It’s not hard to appreciate the impulse to turn supermodels into movie stars, despite the fact that it has never actually worked. Here you have someone who is already famous and who has already shown a tremendous ability to look fantastic in front of camera. What could possibly go wrong?
To answer that question, I give you Alien from L.A.
There is no doubt that Kathy Ireland had an arresting onscreen physical presence. The word “hot” in this case would be most à propos, especially if it was preceded by the words “goddamn” and “fucking.” But, just like many famous silent-era stars whose careers ended when talkies took over the medium, the power of Ireland’s charisma is tragically undone each and every time she opens her mouth and does us the tremendous discourtesy of allowing words to escape from it.

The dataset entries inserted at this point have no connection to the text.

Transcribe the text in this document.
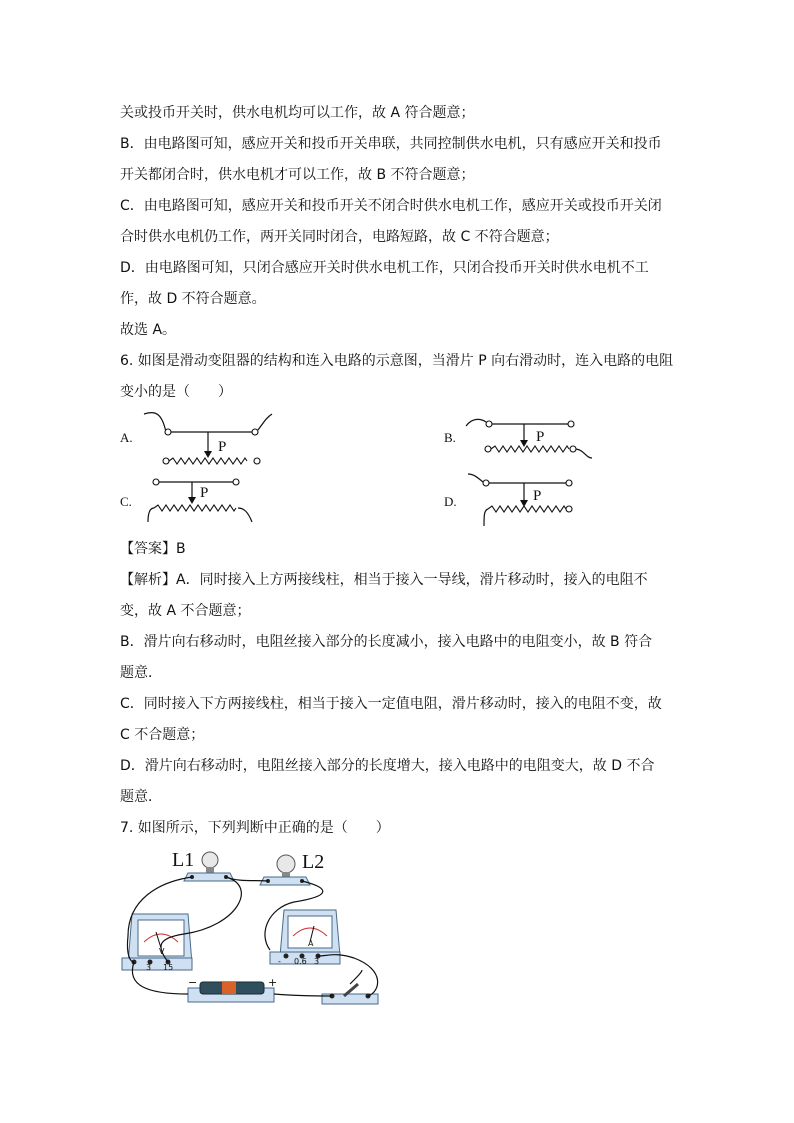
关或投币开关时，供水电机均可以工作，故 A 符合题意；
B．由电路图可知，感应开关和投币开关串联，共同控制供水电机，只有感应开关和投币
开关都闭合时，供水电机才可以工作，故 B 不符合题意；
C．由电路图可知，感应开关和投币开关不闭合时供水电机工作，感应开关或投币开关闭
合时供水电机仍工作，两开关同时闭合，电路短路，故 C 不符合题意；
D．由电路图可知，只闭合感应开关时供水电机工作，只闭合投币开关时供水电机不工
作，故 D 不符合题意。
故选 A。
6. 如图是滑动变阻器的结构和连入电路的示意图，当滑片 P 向右滑动时，连入电路的电阻
变小的是（　　）
A.	B.
C.	D.
P
P
P	P
【答案】B
【解析】A．同时接入上方两接线柱，相当于接入一导线，滑片移动时，接入的电阻不
变，故 A 不合题意；
B．滑片向右移动时，电阻丝接入部分的长度减小，接入电路中的电阻变小，故 B 符合
题意．
C．同时接入下方两接线柱，相当于接入一定值电阻，滑片移动时，接入的电阻不变，故
C 不合题意；
D．滑片向右移动时，电阻丝接入部分的长度增大，接入电路中的电阻变大，故 D 不合
题意．
7. 如图所示，下列判断中正确的是（　　）
L1	L2
V
3 15
A
- 0.6 3
−	+
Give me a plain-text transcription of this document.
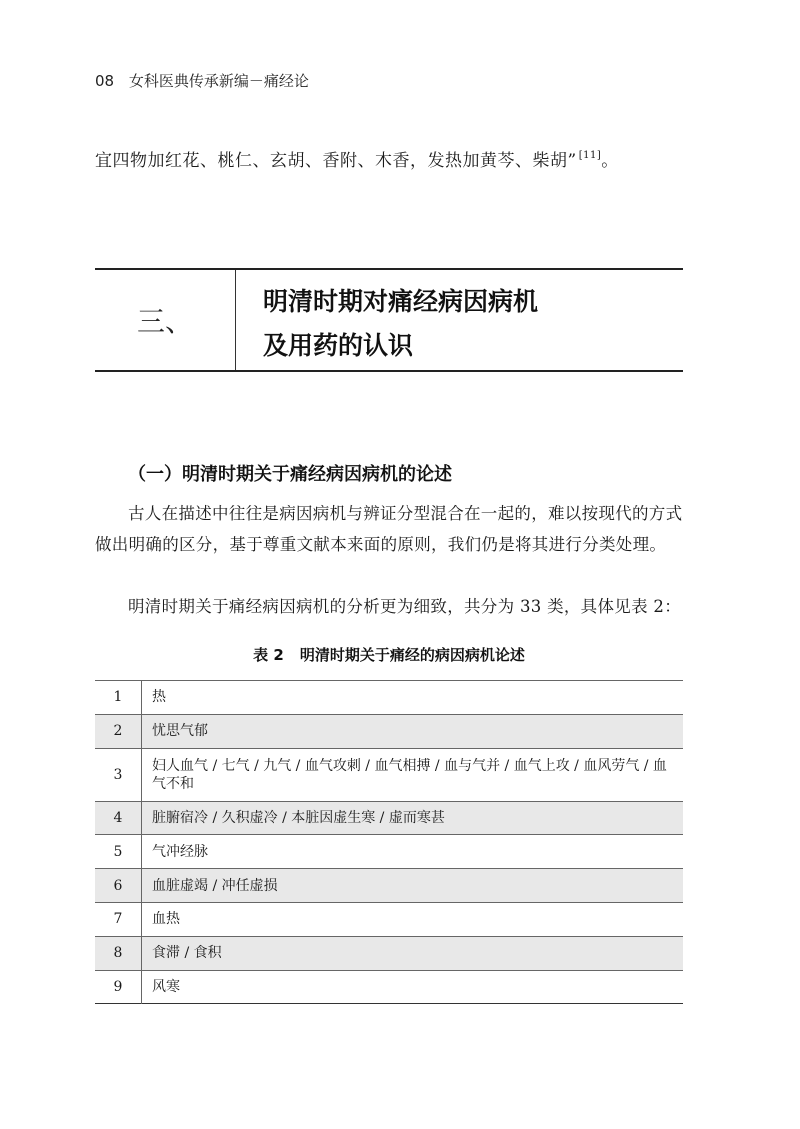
08 女科医典传承新编－痛经论
宜四物加红花、桃仁、玄胡、香附、木香，发热加黄芩、柴胡” [11]。
三、
明清时期对痛经病因病机
及用药的认识
（一）明清时期关于痛经病因病机的论述
古人在描述中往往是病因病机与辨证分型混合在一起的，难以按现代的方式做出明确的区分，基于尊重文献本来面的原则，我们仍是将其进行分类处理。
明清时期关于痛经病因病机的分析更为细致，共分为 33 类，具体见表 2：
表 2 明清时期关于痛经的病因病机论述
1	热
2	忧思气郁
3	妇人血气 / 七气 / 九气 / 血气攻刺 / 血气相搏 / 血与气并 / 血气上攻 / 血风劳气 / 血气不和
4	脏腑宿冷 / 久积虚冷 / 本脏因虚生寒 / 虚而寒甚
5	气冲经脉
6	血脏虚竭 / 冲任虚损
7	血热
8	食滞 / 食积
9	风寒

Cursed with the kind of voice that causes dogs to howl in misery whenever she speaks, her is further diminished by a script that requires her to essay the role of the whiniest protagonist in the history of narrative storytelling. At times, the dialogue suggests that this was a deliberate choice on the part of director/co-writer Albert Pyun. Forced to cast Ireland as his lead, he obviously decided to turn her greatest weakness into the film’s main running joke, but chose to do so in a way that only makes watching it more of a chore than it might have otherwise been.

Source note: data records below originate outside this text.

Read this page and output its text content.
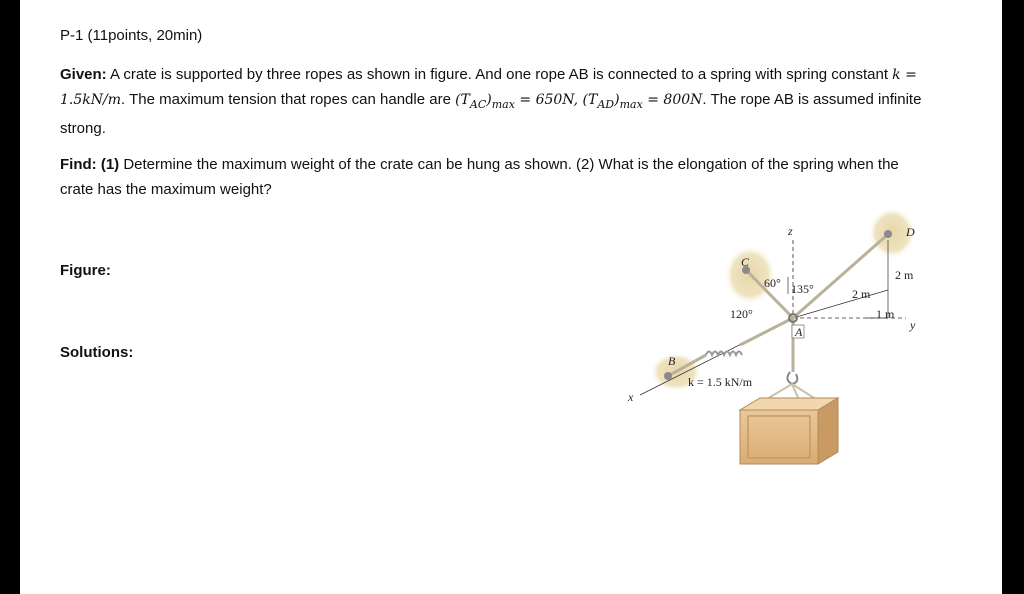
P-1 (11points, 20min)
Given: A crate is supported by three ropes as shown in figure. And one rope AB is connected to a spring with spring constant k = 1.5kN/m. The maximum tension that ropes can handle are $(T_{AC})_{max} = 650N$, $(T_{AD})_{max} = 800N$. The rope AB is assumed infinite strong.
Find: (1) Determine the maximum weight of the crate can be hung as shown. (2) What is the elongation of the spring when the crate has the maximum weight?
Figure:
Solutions:
z
x
y
C
D
B
A
60° 135°
120°
2 m
2 m
1 m
k = 1.5 kN/m
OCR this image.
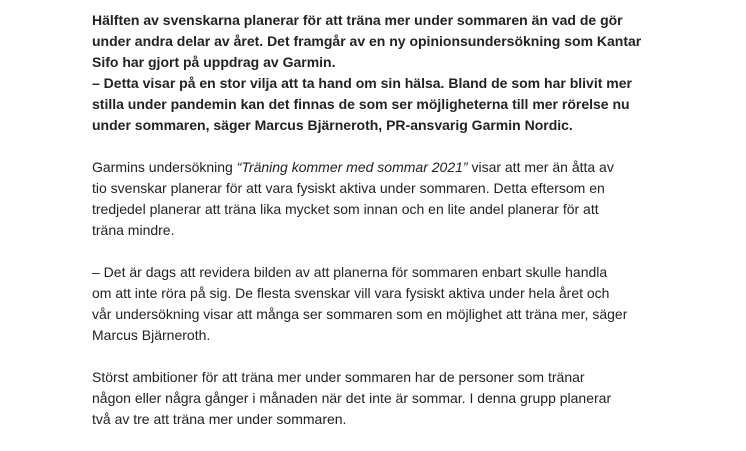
Hälften av svenskarna planerar för att träna mer under sommaren än vad de gör
under andra delar av året. Det framgår av en ny opinionsundersökning som Kantar
Sifo har gjort på uppdrag av Garmin.
– Detta visar på en stor vilja att ta hand om sin hälsa. Bland de som har blivit mer
stilla under pandemin kan det finnas de som ser möjligheterna till mer rörelse nu
under sommaren, säger Marcus Bjärneroth, PR-ansvarig Garmin Nordic.

Garmins undersökning “Träning kommer med sommar 2021” visar att mer än åtta av
tio svenskar planerar för att vara fysiskt aktiva under sommaren. Detta eftersom en
tredjedel planerar att träna lika mycket som innan och en lite andel planerar för att
träna mindre.

– Det är dags att revidera bilden av att planerna för sommaren enbart skulle handla
om att inte röra på sig. De flesta svenskar vill vara fysiskt aktiva under hela året och
vår undersökning visar att många ser sommaren som en möjlighet att träna mer, säger
Marcus Bjärneroth.

Störst ambitioner för att träna mer under sommaren har de personer som tränar
någon eller några gånger i månaden när det inte är sommar. I denna grupp planerar
två av tre att träna mer under sommaren.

The nominal plot concerns a California waitress (Ireland) going to Africa in order to find out more about her absentee (and presumed dead) father, only to fall down the same hole he did and become trapped in the underground city of Atlantis. To say that Alien lacks dramatic momentum is something of an understatement. The only memorable scene comes at the very end, where Ireland is finally shown in the kind of outfit that got her the role in the first place. It’s almost worth the previous 90 minutes, but in this day of Google, you can easily find similar pictures of her in similar outfits and never once fear that she might ruin it all by saying something. —Allan Mott
try watching this film twice. Never made it through the whole movie.

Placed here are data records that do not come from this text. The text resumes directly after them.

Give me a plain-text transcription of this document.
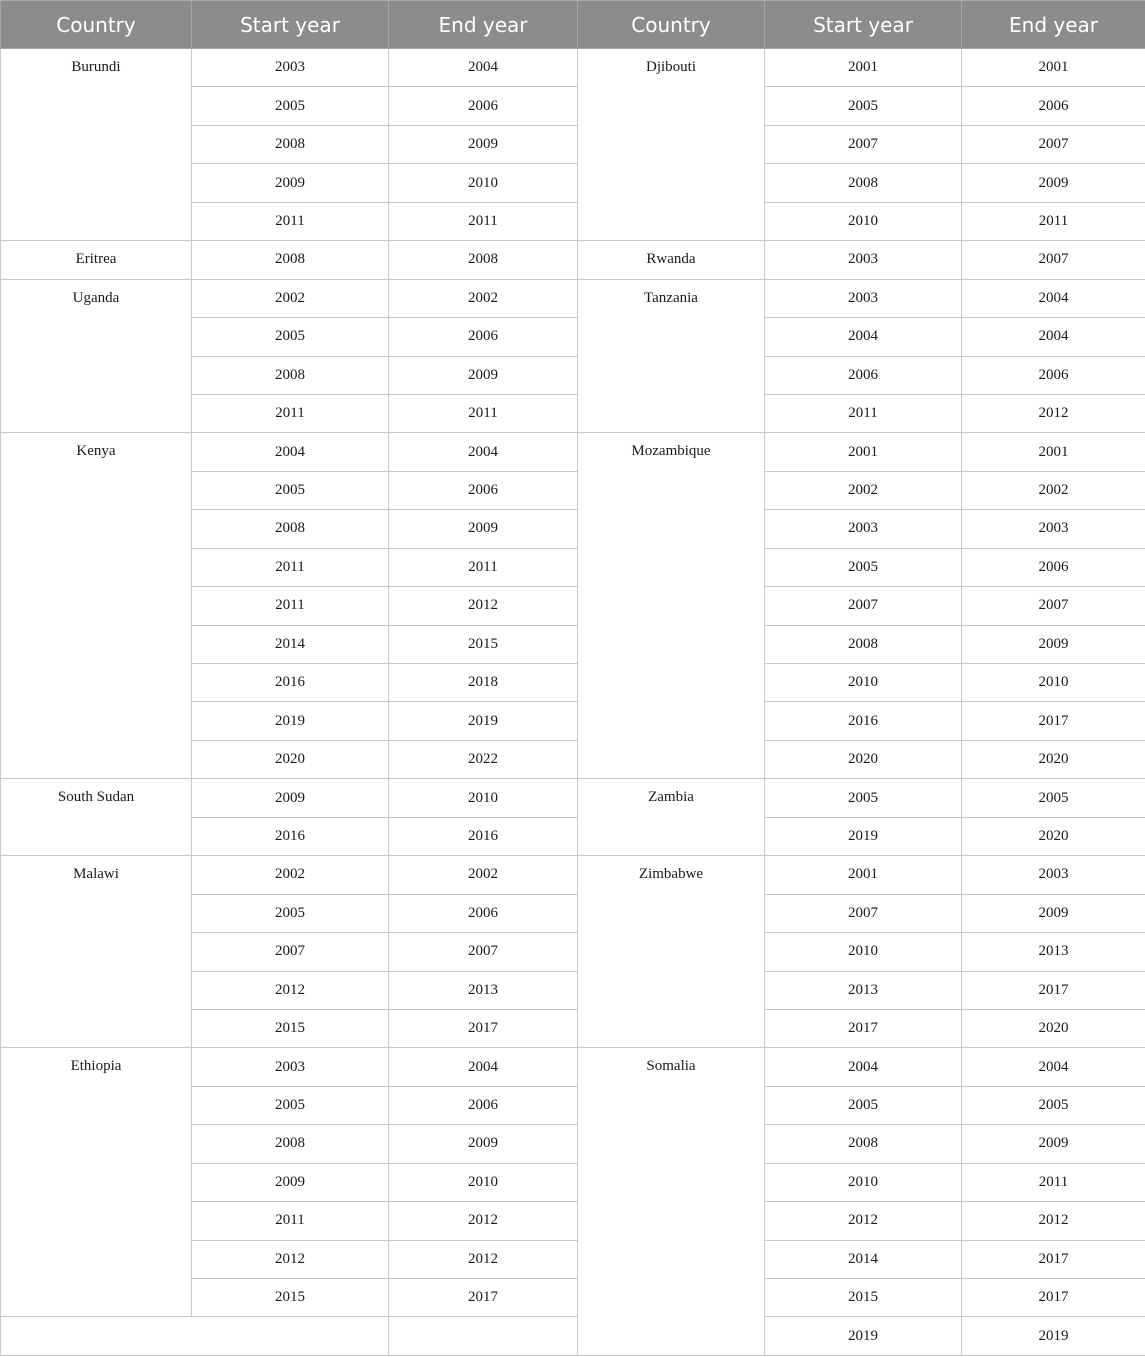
Country	Start year	End year	Country	Start year	End year
Burundi	2003	2004	Djibouti	2001	2001
	2005	2006		2005	2006
	2008	2009		2007	2007
	2009	2010		2008	2009
	2011	2011		2010	2011
Eritrea	2008	2008	Rwanda	2003	2007
Uganda	2002	2002	Tanzania	2003	2004
	2005	2006		2004	2004
	2008	2009		2006	2006
	2011	2011		2011	2012
Kenya	2004	2004	Mozambique	2001	2001
	2005	2006		2002	2002
	2008	2009		2003	2003
	2011	2011		2005	2006
	2011	2012		2007	2007
	2014	2015		2008	2009
	2016	2018		2010	2010
	2019	2019		2016	2017
	2020	2022		2020	2020
South Sudan	2009	2010	Zambia	2005	2005
	2016	2016		2019	2020
Malawi	2002	2002	Zimbabwe	2001	2003
	2005	2006		2007	2009
	2007	2007		2010	2013
	2012	2013		2013	2017
	2015	2017		2017	2020
Ethiopia	2003	2004	Somalia	2004	2004
	2005	2006		2005	2005
	2008	2009		2008	2009
	2009	2010		2010	2011
	2011	2012		2012	2012
	2012	2012		2014	2017
	2015	2017		2015	2017
				2019	2019
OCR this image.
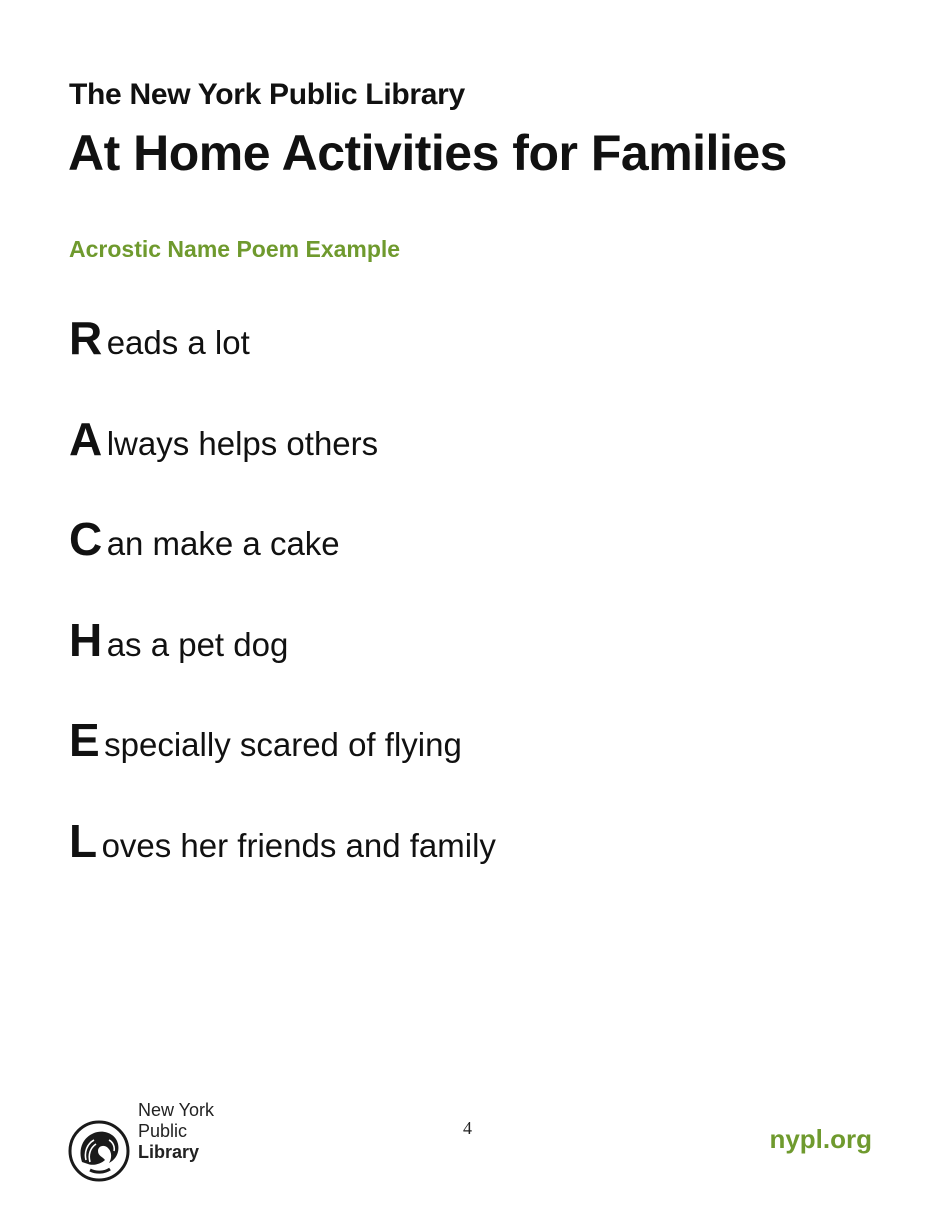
The New York Public Library
At Home Activities for Families
Acrostic Name Poem Example
R eads a lot
A lways helps others
C an make a cake
H as a pet dog
E specially scared of flying
L oves her friends and family
New York
Public
Library
4	nypl.org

It does make for an extraordinarily long 85 minutes.
Back in 87 I worked at a movie theater that had the trailer for this movie in its rotation. That trailer and the MST3K episode with it are all I remember of it now.
MST3K never came to Canada when it was originally on, so I’ve only ever seen the episodes released on home video, which makes me sad, because it likely means this is one I’ll never get to see them riff through.